Teaching AI common sense an old problem ChatGPT foregrounds

This is a guest blogpost by Jim Webber, Chief Scientist, Neo4j

Is the best way to end the LLM hallucination problem to teach it some basic logic?

Great as they are, we’re starting to have to deal with the eccentricities of Large Language Models (LLMs)—especially their hallucinations. That’s why an increasing number of LLM and Generative AI practitioners are starting to pay close attention to some of the ideas of Yejin Choi.

Choi, a Professor of Computer Science and AI researcher at the University of Washington in Seattle, is well-known for asking hard questions about why LLMs are sometimes so poor at deducing inferences that seem obvious to people.

Take the question, ‘If you travel West far enough from the West coast, will you reach the East coast?’ Sometimes, GPT-3 (OpenAI’s 2020 publicly released LLM) will say yes, arguing that the Earth is round and if you travel in any direction long enough, you return to where you started. On other days, the system might say false, you cannot reach the East Coast by going West.

That simple inconsistency shows that ChatGPT is not good at critical logical reasoning. Choi’s work has shown that if you tell ChatGPT it takes two hours for two shirts to dry in the sun then ask how long would it take five shirts to dry, it will tell you the answer is five hours—which of course we know is not true. It doesn’t matter if you put 10 shirts out, it will still take two hours.

Humans use common sense to shortcut these issues. Computers, even with LLMs, don’t have this extra layer of logic.
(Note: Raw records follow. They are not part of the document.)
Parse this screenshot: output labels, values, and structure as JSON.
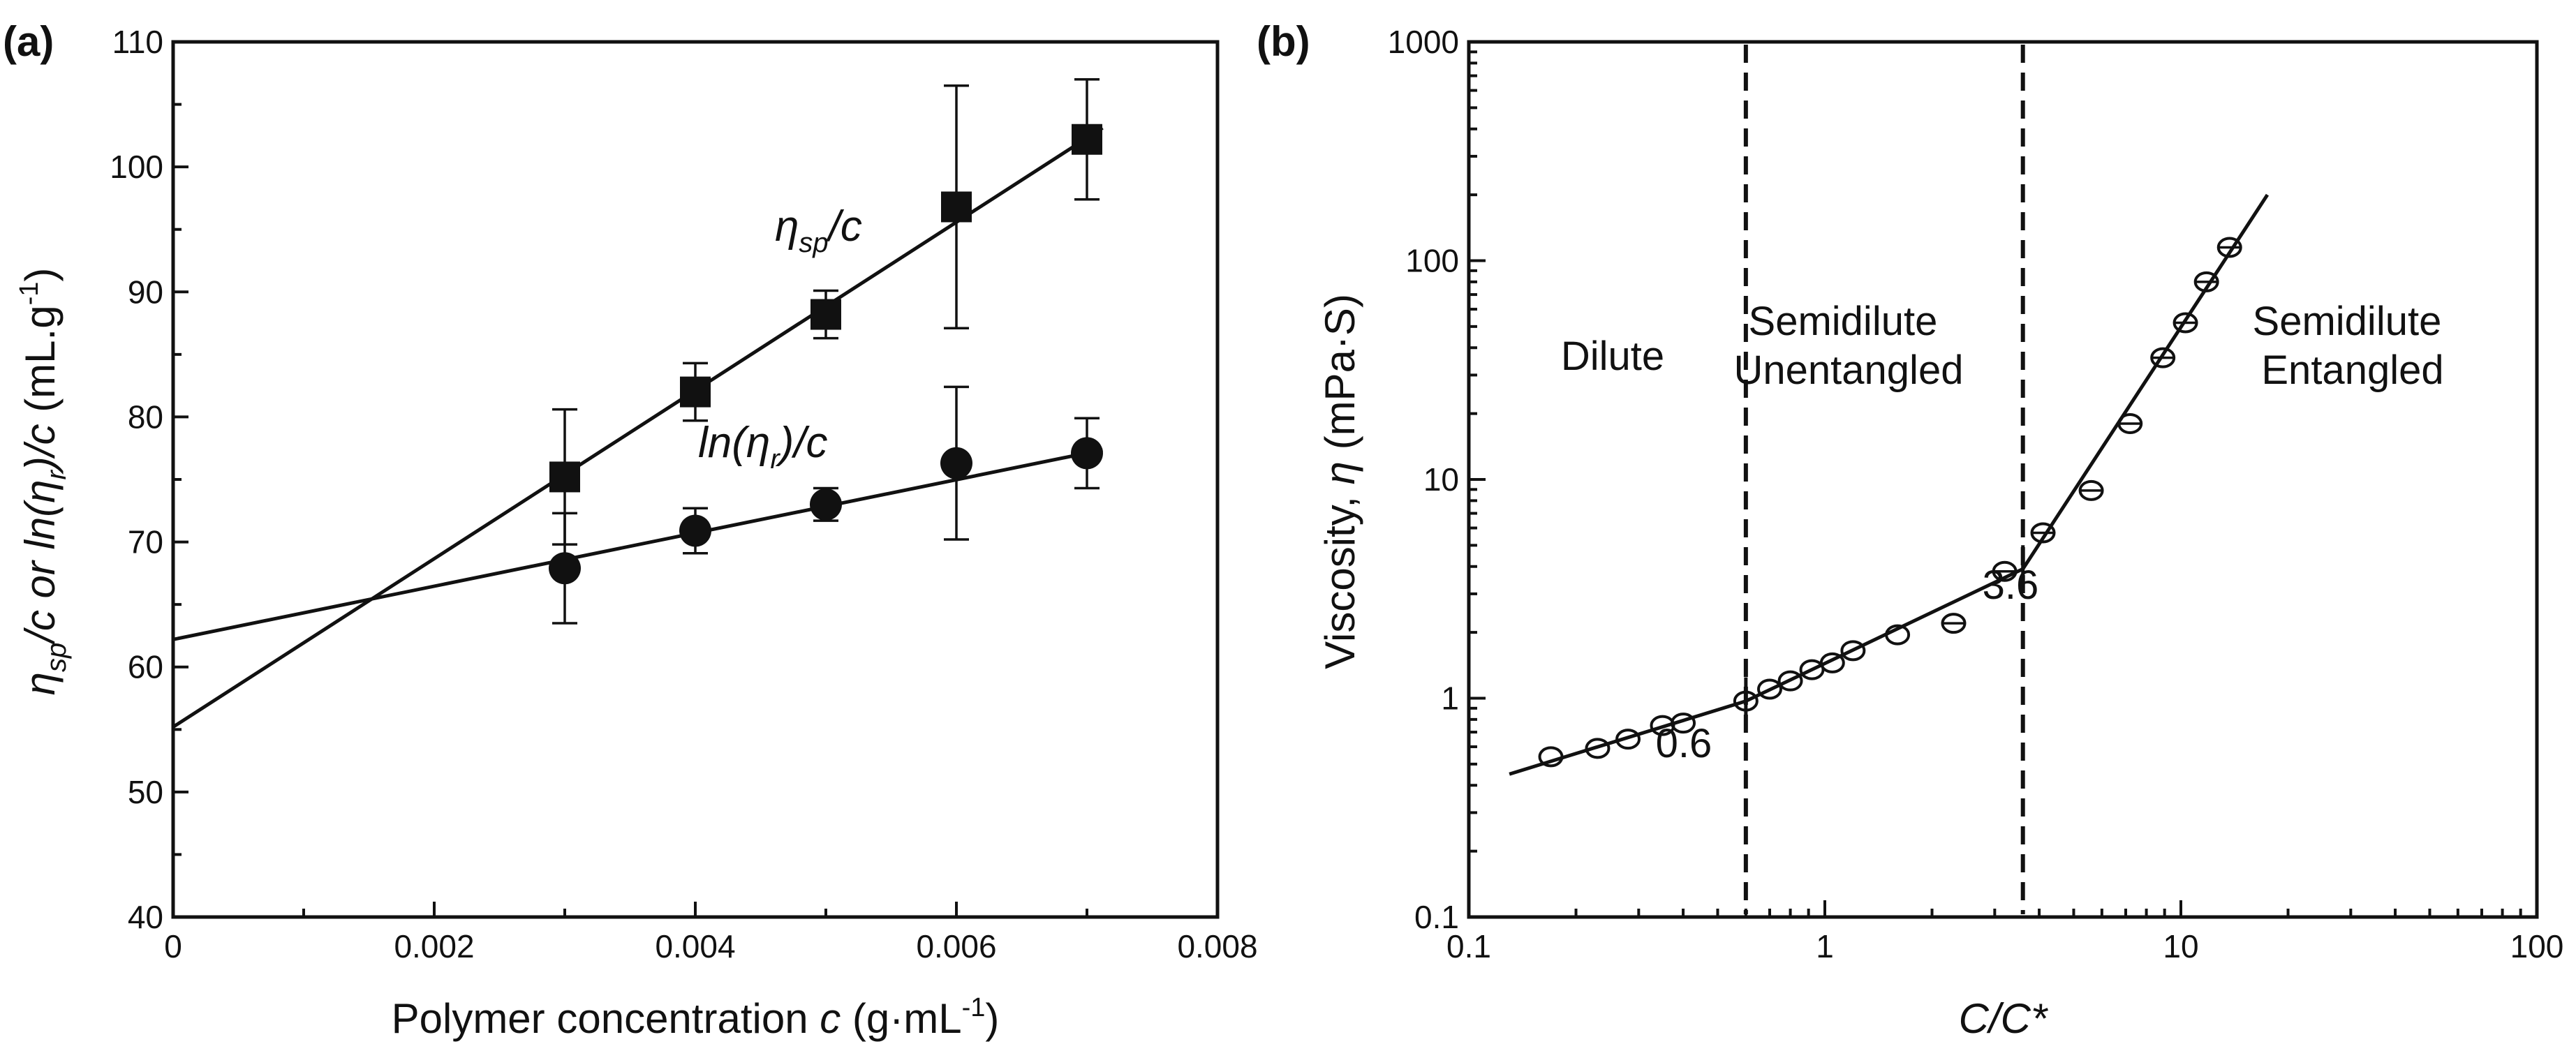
{
  "chart_data": [
    {
      "panel_label": "(a)",
      "type": "scatter",
      "x_range": [
        0,
        0.008
      ],
      "y_range": [
        40,
        110
      ],
      "x_ticks": [
        "0",
        "0.002",
        "0.004",
        "0.006",
        "0.008"
      ],
      "y_ticks": [
        "40",
        "50",
        "60",
        "70",
        "80",
        "90",
        "100",
        "110"
      ],
      "xlabel": "Polymer concentration c (g·mL⁻¹)",
      "xlabel_parts": {
        "main": "Polymer concentration ",
        "var": "c",
        "unit": " (g·mL",
        "exp": "-1",
        "close": ")"
      },
      "ylabel": "ηsp/c or ln(ηr)/c (mL·g⁻¹)",
      "ylabel_parts": {
        "eta": "η",
        "sp": "sp",
        "mid": "/c or ",
        "ln": "ln(η",
        "r": "r",
        "tail": ")/c",
        "unit": " (mL.g",
        "exp": "-1",
        "close": ")"
      },
      "series": [
        {
          "name": "ηsp/c",
          "marker": "square",
          "label_parts": {
            "eta": "η",
            "sub": "sp",
            "tail": "/c"
          },
          "x": [
            0.003,
            0.004,
            0.005,
            0.006,
            0.007
          ],
          "y": [
            75.2,
            82.0,
            88.2,
            96.8,
            102.2
          ],
          "err": [
            5.4,
            2.3,
            1.9,
            9.7,
            4.8
          ],
          "fit": {
            "intercept": 55.2,
            "slope": 6730
          }
        },
        {
          "name": "ln(ηr)/c",
          "marker": "circle",
          "label_parts": {
            "head": "ln(η",
            "sub": "r",
            "tail": ")/c"
          },
          "x": [
            0.003,
            0.004,
            0.005,
            0.006,
            0.007
          ],
          "y": [
            67.9,
            70.9,
            73.0,
            76.3,
            77.1
          ],
          "err": [
            4.4,
            1.8,
            1.3,
            6.1,
            2.8
          ],
          "fit": {
            "intercept": 62.2,
            "slope": 2130
          }
        }
      ]
    },
    {
      "panel_label": "(b)",
      "type": "scatter",
      "x_scale": "log",
      "y_scale": "log",
      "x_range": [
        0.1,
        100
      ],
      "y_range": [
        0.1,
        1000
      ],
      "x_ticks": [
        "0.1",
        "1",
        "10",
        "100"
      ],
      "y_ticks": [
        "0.1",
        "1",
        "10",
        "100",
        "1000"
      ],
      "xlabel": "C/C*",
      "ylabel": "Viscosity, η (mPa·S)",
      "ylabel_parts": {
        "main": "Viscosity, ",
        "var": "η",
        "unit": " (mPa·S)"
      },
      "x": [
        0.17,
        0.23,
        0.28,
        0.35,
        0.4,
        0.6,
        0.7,
        0.8,
        0.92,
        1.05,
        1.2,
        1.6,
        2.3,
        3.2,
        4.1,
        5.6,
        7.2,
        8.9,
        10.3,
        11.8,
        13.7
      ],
      "y": [
        0.54,
        0.59,
        0.65,
        0.75,
        0.77,
        0.97,
        1.1,
        1.2,
        1.35,
        1.45,
        1.65,
        1.95,
        2.2,
        3.8,
        5.7,
        8.9,
        18,
        36,
        52,
        80,
        115
      ],
      "xerr_rel": [
        0,
        0,
        0,
        0,
        0,
        0,
        0,
        0,
        0,
        0,
        0,
        0,
        0.07,
        0.07,
        0.07,
        0.07,
        0.07,
        0.07,
        0.07,
        0.07,
        0.07
      ],
      "fit_segments": [
        {
          "x": [
            0.13,
            0.6
          ],
          "y": [
            0.45,
            0.97
          ]
        },
        {
          "x": [
            0.6,
            3.6
          ],
          "y": [
            0.97,
            3.9
          ]
        },
        {
          "x": [
            3.6,
            17.5
          ],
          "y": [
            3.9,
            200
          ]
        }
      ],
      "boundaries": [
        {
          "x": 0.6,
          "label": "0.6"
        },
        {
          "x": 3.6,
          "label": "3.6"
        }
      ],
      "regions": [
        {
          "lines": [
            "Dilute"
          ]
        },
        {
          "lines": [
            "Semidilute",
            "Unentangled"
          ]
        },
        {
          "lines": [
            "Semidilute",
            "Entangled"
          ]
        }
      ]
    }
  ]
}
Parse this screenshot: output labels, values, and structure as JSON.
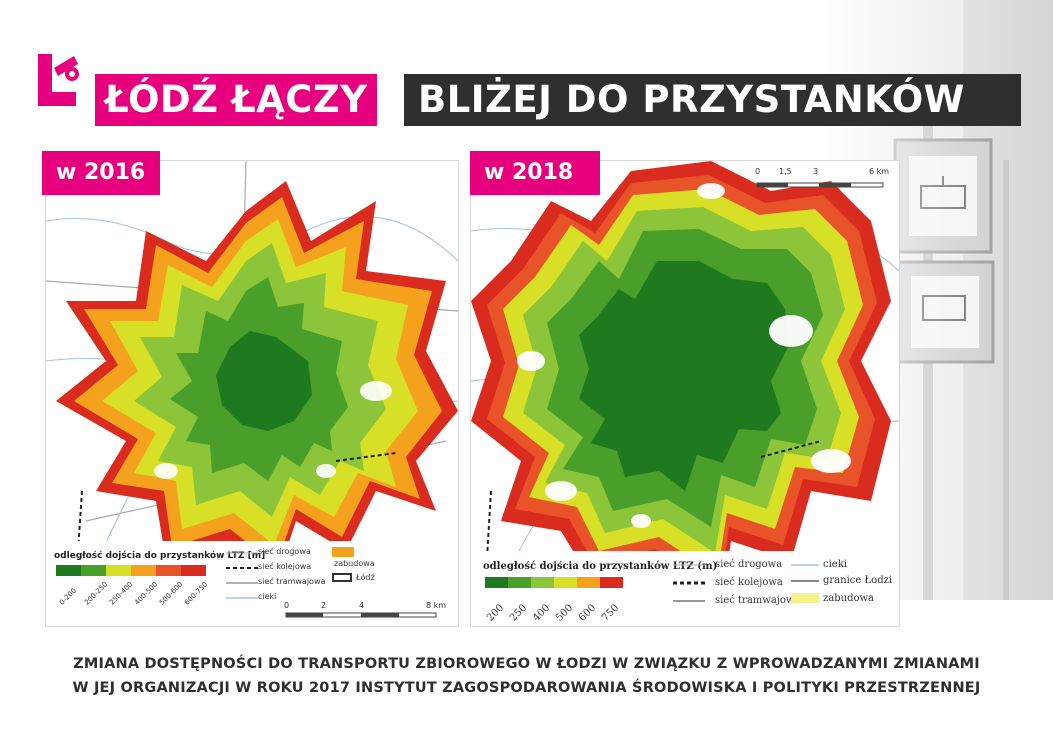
{
  "header": {
    "brand": "ŁÓDŹ ŁĄCZY",
    "headline": "BLIŻEJ DO PRZYSTANKÓW"
  },
  "colors": {
    "brand_pink": "#e6007e",
    "dark": "#2f2f31",
    "access_scale": [
      "#1f7a1f",
      "#4a9f2a",
      "#8cc43a",
      "#d7e027",
      "#f4a21e",
      "#e8532a",
      "#d92b1e"
    ]
  },
  "map_2016": {
    "year_label": "w 2016",
    "legend_title": "odległość dojścia do przystanków LTZ [m]",
    "classes": [
      "0-200",
      "200-250",
      "250-400",
      "400-500",
      "500-600",
      "600-750"
    ],
    "line_legend": [
      "sieć drogowa",
      "sieć kolejowa",
      "sieć tramwajowa",
      "cieki"
    ],
    "area_legend": [
      "zabudowa",
      "Łódź"
    ],
    "scale_ticks": [
      "0",
      "2",
      "4",
      "8 km"
    ]
  },
  "map_2018": {
    "year_label": "w 2018",
    "legend_title": "odległość dojścia do przystanków LTZ (m)",
    "classes": [
      "200",
      "250",
      "400",
      "500",
      "600",
      "750"
    ],
    "line_legend": [
      "sieć drogowa",
      "sieć kolejowa",
      "sieć tramwajowa"
    ],
    "right_legend": [
      "cieki",
      "granice Łodzi",
      "zabudowa"
    ],
    "scale_ticks": [
      "0",
      "1,5",
      "3",
      "6 km"
    ]
  },
  "caption": {
    "line1": "ZMIANA DOSTĘPNOŚCI DO TRANSPORTU ZBIOROWEGO W ŁODZI W ZWIĄZKU Z WPROWADZANYMI ZMIANAMI",
    "line2": "W JEJ ORGANIZACJI W ROKU 2017  INSTYTUT ZAGOSPODAROWANIA ŚRODOWISKA I POLITYKI PRZESTRZENNEJ"
  }
}
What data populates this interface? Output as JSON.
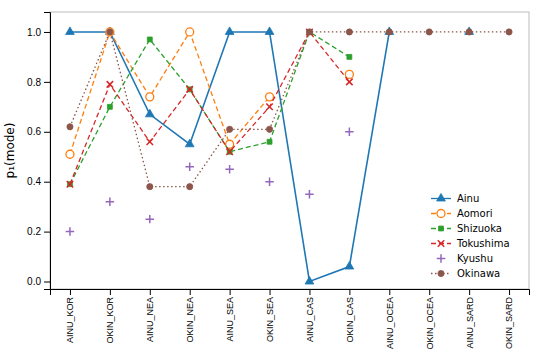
{
  "chart_data": {
    "type": "line",
    "y_label": "p₁(mode)",
    "categories": [
      "AINU_KOR",
      "OKIN_KOR",
      "AINU_NEA",
      "OKIN_NEA",
      "AINU_SEA",
      "OKIN_SEA",
      "AINU_CAS",
      "OKIN_CAS",
      "AINU_OCEA",
      "OKIN_OCEA",
      "AINU_SARD",
      "OKIN_SARD"
    ],
    "series": [
      {
        "name": "Ainu",
        "marker": "triangle",
        "line_style": "solid",
        "values": [
          1.0,
          1.0,
          0.67,
          0.55,
          1.0,
          1.0,
          0.0,
          0.06,
          1.0,
          null,
          1.0,
          null
        ]
      },
      {
        "name": "Aomori",
        "marker": "open-circle",
        "line_style": "dashed",
        "values": [
          0.51,
          1.0,
          0.74,
          1.0,
          0.55,
          0.74,
          null,
          0.83,
          null,
          null,
          null,
          null
        ]
      },
      {
        "name": "Shizuoka",
        "marker": "square",
        "line_style": "dashed",
        "values": [
          0.39,
          0.7,
          0.97,
          0.77,
          0.52,
          0.56,
          1.0,
          0.9,
          null,
          null,
          null,
          null
        ]
      },
      {
        "name": "Tokushima",
        "marker": "x",
        "line_style": "dashed",
        "values": [
          0.39,
          0.79,
          0.56,
          0.77,
          0.52,
          0.7,
          1.0,
          0.8,
          null,
          null,
          null,
          null
        ]
      },
      {
        "name": "Kyushu",
        "marker": "plus",
        "line_style": "none",
        "values": [
          0.2,
          0.32,
          0.25,
          0.46,
          0.45,
          0.4,
          0.35,
          0.6,
          null,
          null,
          null,
          null
        ]
      },
      {
        "name": "Okinawa",
        "marker": "circle",
        "line_style": "dotted",
        "values": [
          0.62,
          1.0,
          0.38,
          0.38,
          0.61,
          0.61,
          1.0,
          1.0,
          1.0,
          1.0,
          1.0,
          1.0
        ]
      }
    ],
    "ylim": [
      -0.03,
      1.08
    ],
    "yticks": [
      {
        "value": 0.0,
        "label": "0.0"
      },
      0.2,
      0.4,
      0.6,
      0.8,
      {
        "value": 1.0,
        "label": "1.0"
      }
    ],
    "grid": false,
    "legend": "lower right"
  }
}
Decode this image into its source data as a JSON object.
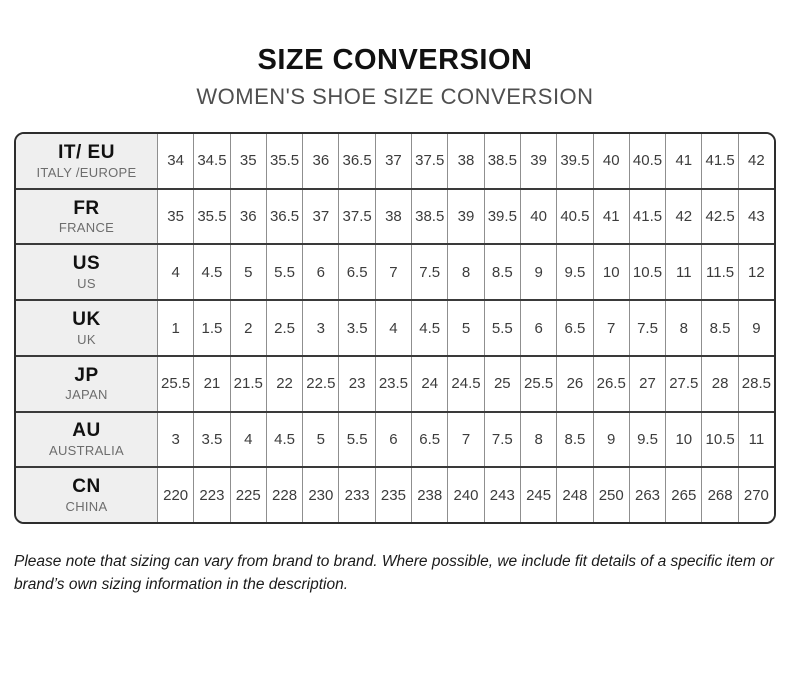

Choi’s solution is to teach the computer some logic to help, giving it some rules along the lines of the kinds of questions Socrates asked to enable it to better spot consistencies and inconsistencies. (Socrates did this, by the way, because humans can be just as inconsistent as computers, so he wanted to give us some tools for tightening up our thinking.)

Meet the LLM critic—a programme that sorts good knowledge from bad

We might ask what is common sense? Choi jokes, it’s the ‘dark matter’ of computer language and ‘intelligence’. I think we could all agree it’s the basic level of practical knowledge and reasoning concerning everyday situations and events and which people share. Her team’s example is, ‘It’s okay to keep the closet door open, but it’s not okay to keep the fridge door open as the food inside might go bad.’

But how does something like ChatGPT acquire this insight? Choi’s suggestion is to create a helper to whatever LLM you want to use, which she calls a ‘critic’—that’s to say, a programme that aids it to sort good from bad knowledge by asking questions and then only adding in (as rules) answers that always check out.

The critic produces a knowledge graph–a data structure suited for modelling and querying data with complex relationships and interconnected entities. In Choi’s experimental work the critic contains 6.5 million distillations of symbolic knowledge, i.e. of things we know are true, and which in her tests produces answers and insights from Generative AI at much higher levels of accuracy.

This, her Symbolic Knowledge Distillation approach, extracts common sense from ChatGPT into a large knowledge graph to train a ‘student’ LLM which is intended to become the ultimate version since it is smaller and more accurate than the original LLM. In fact Choi’s ATOMIC-10x knowledge graph (a machine-authored knowledge base) delivers better results over a human-authored one in scale, accuracy, and diversity.

Making serious use of LLMs

Choi’s dark matter metaphor is one that makes immense sense to me. Why: because what’s she’s saying is that we work with words and sentences, which is ‘visible’ matter, but the next step with AI (an old AI problem that ChatGPT has reinvigorated) is to weave in the unspoken rules of how the world works, which influence the way people use and interpret language. It’s this part of the universe we now have to teach our AI systems, lest their help proves to be very limited.

These issues aren’t limited to academia. In fact, these are practical questions that any CIO looking to make serious use of LLMs needs to answer. I’m confident that domain-specific critic-style knowledge graphs will soon become part of your data pipeline. But in the interim, we have existing approaches where knowledge graphs and LLMs are used together to improve accuracy and reduce hallucinations.

Knowledge graphs will be the tool you use to teach your enterprise AI why you really can reach the West Coast by flying East. More importantly, they will enable it to find many other useful things you don’t know yet.